Defensively, the Spurs put a shell around Paul, bringing three defensive players in his vicinity without overtly pressuring the ball handler. It was a similar design to what the Spurs did against the Cleveland Cavaliers in limiting Kyrie Irving to single digits.
By shadowing Paul with a triangle of defenders, the Spurs limited the most basic drive, dive, and pop options out of the pick-and-roll, conceding the crosscourt pass to the corner. From there, the weak side defender, usually Danny Green, did a fantastic job of running shooters off the corner 3 while a perfectly positioned Duncan discouraged penetration. Any resulting long 2-pointer by a player not named Chris Paul could be described as a victory for the Spurs defense as the percentages played into their favor over the long haul.
There are counters to these tactics, of course. And Paul wouldn’t be the best point guard on the planet if he didn’t have answers for this strategy. There is another gear that Paul can tap into, individual plays that can break the Spurs defense down further. But it’s a gear that’s hard to sustain over the course of an entire game, let alone a best-of-seven series. And this is where the Spurs system comes into play.
The Spurs offense doesn’t rely on Parker’s individual brilliance throughout the game, merely that he executes the offense ably. In this he does a better job than Chris Paul himself, though to be fair the Clippers’ sets are not nearly as intricate as those the Spurs run. To be clear, there isn’t a single point guard in the NBA that executes his team’s offense with the precision that Parker does.
If Parker still lacks the otherworldly vision and creativity (and this is debatable) that Paul, Irving, or Steve Nash before them, have, he’s mastered the Spurs system to a degree it hardly matters. Parker knows every release valve in his offense for every action a defense might take against him.
As the Clippers overloaded the strong side, he simply found Green or Gary Neal in the corner. When they crowded the baseline, it was a kick out to Duncan popping out to the top of the key. Trying to trap and hedge on high pick-and-rolls left Matt Bonner open for 3 at the top of the key with multiple options to swing the ball to along the perimeter.
When the Clippers managed to clog up driving lanes, the Spurs simply ran Parker off a series of screens where Parker is the best cutting point guard in the NBA, shaking free for several open layups.
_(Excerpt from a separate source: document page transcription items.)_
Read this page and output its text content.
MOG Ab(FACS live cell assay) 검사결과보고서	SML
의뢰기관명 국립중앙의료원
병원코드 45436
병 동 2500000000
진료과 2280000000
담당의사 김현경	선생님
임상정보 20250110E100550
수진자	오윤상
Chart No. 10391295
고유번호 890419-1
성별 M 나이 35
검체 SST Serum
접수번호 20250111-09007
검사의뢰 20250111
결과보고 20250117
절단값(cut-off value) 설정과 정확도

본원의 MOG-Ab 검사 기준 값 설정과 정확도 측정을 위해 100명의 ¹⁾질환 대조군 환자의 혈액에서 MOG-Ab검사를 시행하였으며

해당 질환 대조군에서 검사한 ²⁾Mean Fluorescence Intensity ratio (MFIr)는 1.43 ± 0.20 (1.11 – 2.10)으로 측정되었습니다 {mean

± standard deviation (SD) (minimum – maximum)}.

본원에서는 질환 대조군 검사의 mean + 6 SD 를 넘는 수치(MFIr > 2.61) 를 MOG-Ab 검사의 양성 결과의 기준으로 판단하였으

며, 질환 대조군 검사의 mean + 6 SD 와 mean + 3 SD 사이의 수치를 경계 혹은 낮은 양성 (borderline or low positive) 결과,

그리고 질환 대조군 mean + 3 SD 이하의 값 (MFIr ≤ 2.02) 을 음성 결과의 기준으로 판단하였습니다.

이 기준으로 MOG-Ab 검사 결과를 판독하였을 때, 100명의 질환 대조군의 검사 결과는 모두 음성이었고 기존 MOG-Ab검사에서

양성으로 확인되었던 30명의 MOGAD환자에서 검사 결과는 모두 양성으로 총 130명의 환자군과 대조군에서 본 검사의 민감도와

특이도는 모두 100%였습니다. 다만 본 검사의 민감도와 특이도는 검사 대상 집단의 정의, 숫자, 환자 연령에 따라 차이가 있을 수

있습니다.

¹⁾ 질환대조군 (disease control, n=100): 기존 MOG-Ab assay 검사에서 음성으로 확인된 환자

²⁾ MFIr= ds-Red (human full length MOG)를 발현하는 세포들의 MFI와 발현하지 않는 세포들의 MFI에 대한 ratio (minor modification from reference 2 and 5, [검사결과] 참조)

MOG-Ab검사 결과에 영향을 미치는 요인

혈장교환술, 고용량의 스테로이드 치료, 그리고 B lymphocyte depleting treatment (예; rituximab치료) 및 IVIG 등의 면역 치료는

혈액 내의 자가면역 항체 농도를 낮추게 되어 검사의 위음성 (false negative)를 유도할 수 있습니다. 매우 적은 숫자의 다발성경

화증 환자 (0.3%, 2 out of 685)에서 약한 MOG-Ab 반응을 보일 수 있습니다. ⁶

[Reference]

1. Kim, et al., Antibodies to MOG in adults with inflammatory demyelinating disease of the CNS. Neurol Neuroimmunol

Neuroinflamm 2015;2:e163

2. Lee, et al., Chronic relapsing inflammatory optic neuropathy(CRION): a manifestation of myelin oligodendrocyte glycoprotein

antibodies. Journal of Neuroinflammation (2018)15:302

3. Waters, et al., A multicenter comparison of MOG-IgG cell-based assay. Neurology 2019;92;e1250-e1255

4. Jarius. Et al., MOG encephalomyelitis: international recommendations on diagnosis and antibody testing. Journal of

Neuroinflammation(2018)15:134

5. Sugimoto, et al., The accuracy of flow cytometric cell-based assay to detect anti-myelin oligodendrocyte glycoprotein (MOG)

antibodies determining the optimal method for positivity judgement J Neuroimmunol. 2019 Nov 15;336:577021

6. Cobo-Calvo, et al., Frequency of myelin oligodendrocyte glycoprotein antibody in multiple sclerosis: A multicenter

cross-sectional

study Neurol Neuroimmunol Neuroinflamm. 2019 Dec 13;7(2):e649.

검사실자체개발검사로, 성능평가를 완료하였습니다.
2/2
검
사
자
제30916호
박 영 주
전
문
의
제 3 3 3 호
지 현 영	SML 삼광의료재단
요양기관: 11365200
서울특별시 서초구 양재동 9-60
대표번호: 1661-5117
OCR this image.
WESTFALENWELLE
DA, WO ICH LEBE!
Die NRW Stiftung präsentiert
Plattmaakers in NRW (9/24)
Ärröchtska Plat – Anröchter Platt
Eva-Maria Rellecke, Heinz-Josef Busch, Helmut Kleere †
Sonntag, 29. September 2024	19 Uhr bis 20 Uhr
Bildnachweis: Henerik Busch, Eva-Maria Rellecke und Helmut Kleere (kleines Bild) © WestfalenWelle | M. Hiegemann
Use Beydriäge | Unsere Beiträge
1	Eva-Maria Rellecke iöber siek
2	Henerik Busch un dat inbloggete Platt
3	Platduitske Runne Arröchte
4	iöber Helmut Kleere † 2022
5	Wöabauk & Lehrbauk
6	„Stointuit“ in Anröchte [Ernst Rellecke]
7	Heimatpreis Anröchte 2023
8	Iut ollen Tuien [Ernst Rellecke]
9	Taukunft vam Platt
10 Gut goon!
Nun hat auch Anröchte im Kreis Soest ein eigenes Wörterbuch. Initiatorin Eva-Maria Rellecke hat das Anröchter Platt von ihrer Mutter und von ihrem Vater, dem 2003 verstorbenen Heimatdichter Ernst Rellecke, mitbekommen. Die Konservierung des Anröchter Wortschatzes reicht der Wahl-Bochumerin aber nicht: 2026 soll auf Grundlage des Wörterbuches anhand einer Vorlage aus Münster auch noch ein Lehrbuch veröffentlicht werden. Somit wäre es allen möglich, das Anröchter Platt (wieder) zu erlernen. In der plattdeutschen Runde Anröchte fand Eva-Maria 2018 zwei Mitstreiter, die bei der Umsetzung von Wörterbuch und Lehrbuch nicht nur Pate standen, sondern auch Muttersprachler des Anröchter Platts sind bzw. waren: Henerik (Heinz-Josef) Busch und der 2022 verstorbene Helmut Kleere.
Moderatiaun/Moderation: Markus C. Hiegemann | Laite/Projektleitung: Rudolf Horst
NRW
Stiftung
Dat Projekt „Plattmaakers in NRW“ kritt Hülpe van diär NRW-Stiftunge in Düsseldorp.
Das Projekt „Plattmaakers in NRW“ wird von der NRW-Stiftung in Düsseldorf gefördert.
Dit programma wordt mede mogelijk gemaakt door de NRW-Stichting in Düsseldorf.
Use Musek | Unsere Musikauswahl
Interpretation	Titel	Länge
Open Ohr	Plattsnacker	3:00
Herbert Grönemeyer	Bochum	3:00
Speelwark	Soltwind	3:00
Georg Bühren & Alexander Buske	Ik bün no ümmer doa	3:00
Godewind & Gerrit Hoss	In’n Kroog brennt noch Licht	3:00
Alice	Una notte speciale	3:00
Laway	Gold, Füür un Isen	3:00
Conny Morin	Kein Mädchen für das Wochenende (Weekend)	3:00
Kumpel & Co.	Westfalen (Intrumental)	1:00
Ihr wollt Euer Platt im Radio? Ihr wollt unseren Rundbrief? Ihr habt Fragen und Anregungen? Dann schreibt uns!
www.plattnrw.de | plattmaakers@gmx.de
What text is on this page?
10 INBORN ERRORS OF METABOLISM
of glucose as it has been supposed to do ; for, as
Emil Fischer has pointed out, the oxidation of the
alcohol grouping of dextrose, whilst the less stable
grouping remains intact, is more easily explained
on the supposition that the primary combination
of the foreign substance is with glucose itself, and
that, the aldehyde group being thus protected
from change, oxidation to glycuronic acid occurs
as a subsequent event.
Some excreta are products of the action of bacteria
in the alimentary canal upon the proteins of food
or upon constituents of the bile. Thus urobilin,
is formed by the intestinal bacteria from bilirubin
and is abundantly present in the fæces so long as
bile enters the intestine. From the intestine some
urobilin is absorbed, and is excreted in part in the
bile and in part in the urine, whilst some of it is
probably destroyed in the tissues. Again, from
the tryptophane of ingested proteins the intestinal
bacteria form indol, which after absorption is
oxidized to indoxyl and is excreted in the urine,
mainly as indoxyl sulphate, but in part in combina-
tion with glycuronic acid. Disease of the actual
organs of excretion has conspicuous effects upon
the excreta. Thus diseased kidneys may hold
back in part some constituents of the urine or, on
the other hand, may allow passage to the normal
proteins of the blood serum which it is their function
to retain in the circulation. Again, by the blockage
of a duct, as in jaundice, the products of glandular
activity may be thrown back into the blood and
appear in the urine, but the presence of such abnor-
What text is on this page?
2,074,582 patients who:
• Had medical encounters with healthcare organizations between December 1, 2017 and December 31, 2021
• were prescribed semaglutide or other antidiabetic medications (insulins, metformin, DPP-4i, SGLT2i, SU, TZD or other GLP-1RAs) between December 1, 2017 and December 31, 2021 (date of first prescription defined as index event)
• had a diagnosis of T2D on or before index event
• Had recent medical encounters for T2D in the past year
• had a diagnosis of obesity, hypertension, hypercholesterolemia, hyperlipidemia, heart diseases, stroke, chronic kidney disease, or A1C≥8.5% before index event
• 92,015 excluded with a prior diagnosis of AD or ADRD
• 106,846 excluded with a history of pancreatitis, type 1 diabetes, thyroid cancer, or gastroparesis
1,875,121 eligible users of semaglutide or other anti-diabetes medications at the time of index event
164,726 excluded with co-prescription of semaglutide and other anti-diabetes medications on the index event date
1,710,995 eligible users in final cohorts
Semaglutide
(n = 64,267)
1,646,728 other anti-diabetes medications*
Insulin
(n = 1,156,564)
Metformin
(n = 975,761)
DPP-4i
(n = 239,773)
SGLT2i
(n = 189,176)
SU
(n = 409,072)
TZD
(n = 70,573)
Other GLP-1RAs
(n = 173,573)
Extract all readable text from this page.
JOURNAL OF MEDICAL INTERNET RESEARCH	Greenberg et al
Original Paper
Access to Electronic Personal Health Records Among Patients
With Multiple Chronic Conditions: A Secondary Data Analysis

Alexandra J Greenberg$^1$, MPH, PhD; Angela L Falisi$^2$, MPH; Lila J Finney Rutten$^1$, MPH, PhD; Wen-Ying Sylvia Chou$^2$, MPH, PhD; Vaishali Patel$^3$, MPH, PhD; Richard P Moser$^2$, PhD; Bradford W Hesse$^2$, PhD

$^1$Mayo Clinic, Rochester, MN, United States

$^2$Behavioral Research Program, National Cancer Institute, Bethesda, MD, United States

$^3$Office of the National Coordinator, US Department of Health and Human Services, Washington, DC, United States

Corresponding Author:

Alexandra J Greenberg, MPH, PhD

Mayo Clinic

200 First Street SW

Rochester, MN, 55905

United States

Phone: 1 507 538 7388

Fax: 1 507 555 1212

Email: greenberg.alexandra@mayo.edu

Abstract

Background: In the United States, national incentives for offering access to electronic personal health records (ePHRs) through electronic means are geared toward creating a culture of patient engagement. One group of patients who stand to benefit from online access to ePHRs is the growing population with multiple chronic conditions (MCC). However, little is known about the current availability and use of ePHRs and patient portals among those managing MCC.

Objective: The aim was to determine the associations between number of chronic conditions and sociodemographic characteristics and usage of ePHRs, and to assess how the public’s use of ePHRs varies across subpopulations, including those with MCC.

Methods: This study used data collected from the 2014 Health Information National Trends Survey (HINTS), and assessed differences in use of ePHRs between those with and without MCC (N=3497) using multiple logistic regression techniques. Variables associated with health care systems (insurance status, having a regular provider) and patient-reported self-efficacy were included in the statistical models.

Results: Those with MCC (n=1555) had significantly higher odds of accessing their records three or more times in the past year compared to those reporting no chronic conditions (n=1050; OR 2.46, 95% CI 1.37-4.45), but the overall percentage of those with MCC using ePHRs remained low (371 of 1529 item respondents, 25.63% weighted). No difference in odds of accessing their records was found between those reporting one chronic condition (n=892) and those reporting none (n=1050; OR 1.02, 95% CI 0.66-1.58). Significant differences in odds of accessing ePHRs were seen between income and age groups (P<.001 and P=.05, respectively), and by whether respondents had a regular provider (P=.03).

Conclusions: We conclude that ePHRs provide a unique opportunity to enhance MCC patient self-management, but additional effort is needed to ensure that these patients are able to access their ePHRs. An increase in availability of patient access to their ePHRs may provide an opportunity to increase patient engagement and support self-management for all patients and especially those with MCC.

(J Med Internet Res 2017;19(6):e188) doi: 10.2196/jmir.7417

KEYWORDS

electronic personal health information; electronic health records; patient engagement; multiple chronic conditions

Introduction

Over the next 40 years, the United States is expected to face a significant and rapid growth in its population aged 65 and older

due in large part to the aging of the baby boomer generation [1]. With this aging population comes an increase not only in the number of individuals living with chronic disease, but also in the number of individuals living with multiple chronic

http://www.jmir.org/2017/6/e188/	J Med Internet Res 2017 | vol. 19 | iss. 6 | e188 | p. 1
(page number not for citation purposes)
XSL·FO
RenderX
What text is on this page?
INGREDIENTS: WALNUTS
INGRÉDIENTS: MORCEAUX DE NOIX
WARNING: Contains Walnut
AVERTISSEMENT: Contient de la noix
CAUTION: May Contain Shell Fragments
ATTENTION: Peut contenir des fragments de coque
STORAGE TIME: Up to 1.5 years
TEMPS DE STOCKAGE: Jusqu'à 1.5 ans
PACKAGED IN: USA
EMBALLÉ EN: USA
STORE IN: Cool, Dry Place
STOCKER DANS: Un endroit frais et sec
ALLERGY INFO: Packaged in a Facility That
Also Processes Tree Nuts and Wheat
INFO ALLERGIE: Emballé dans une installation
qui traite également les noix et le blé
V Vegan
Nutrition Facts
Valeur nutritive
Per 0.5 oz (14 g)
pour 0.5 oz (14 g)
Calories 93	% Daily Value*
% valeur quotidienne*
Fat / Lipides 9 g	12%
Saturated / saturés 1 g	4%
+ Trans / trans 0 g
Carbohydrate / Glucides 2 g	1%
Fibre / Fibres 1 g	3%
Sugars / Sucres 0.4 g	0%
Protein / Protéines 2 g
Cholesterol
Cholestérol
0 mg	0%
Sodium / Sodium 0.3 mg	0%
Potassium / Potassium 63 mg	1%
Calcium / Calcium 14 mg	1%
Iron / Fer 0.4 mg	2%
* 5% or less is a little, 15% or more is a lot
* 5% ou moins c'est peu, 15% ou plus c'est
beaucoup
Sans Parker, the Spurs system can still operate efficiently in small windows. In a second quarter lineup without the Big Three the Spurs managed to hold off the Clippers despite lacking a primary offensive playmaker. Without a player capable of creating driving lanes, the Spurs simply moved bodies and the ball, swinging passes from side-to-side patiently until it caught the defense in a compromised position to initiate their drive-and-kick game.
The Clippers offensive schemes offer no such reprieves for Paul. By and large they find different ways to initiate the action through Paul and let his brilliance guide them. Remove transition and second chance points, however, and such an approach can prove too daunting a burden for even the best point guard unless another player can step up with great individual plays.
Gregg Popovich’s system keeps the Spurs the better team, and gives Parker the tools to have the steadier season between he and Paul. But as beneficial as it is to Parker, it’s ultimately smoke and mirrors in a drawn out playoff series against a locked in, disciplined defense without him.
The Spurs second unit offense works for open shots, and when left to their own devices, can find themselves working too hard for easy shots. Parker’s ability to create the easy play drives everything else the Spurs do offensively.
Is he the best point guard in the NBA? No, and he likely never will be. But he executes the NBA’s best system as flawlessly as possible while creating enough plays outside of it that the difference in head-to-head matchups is negligible.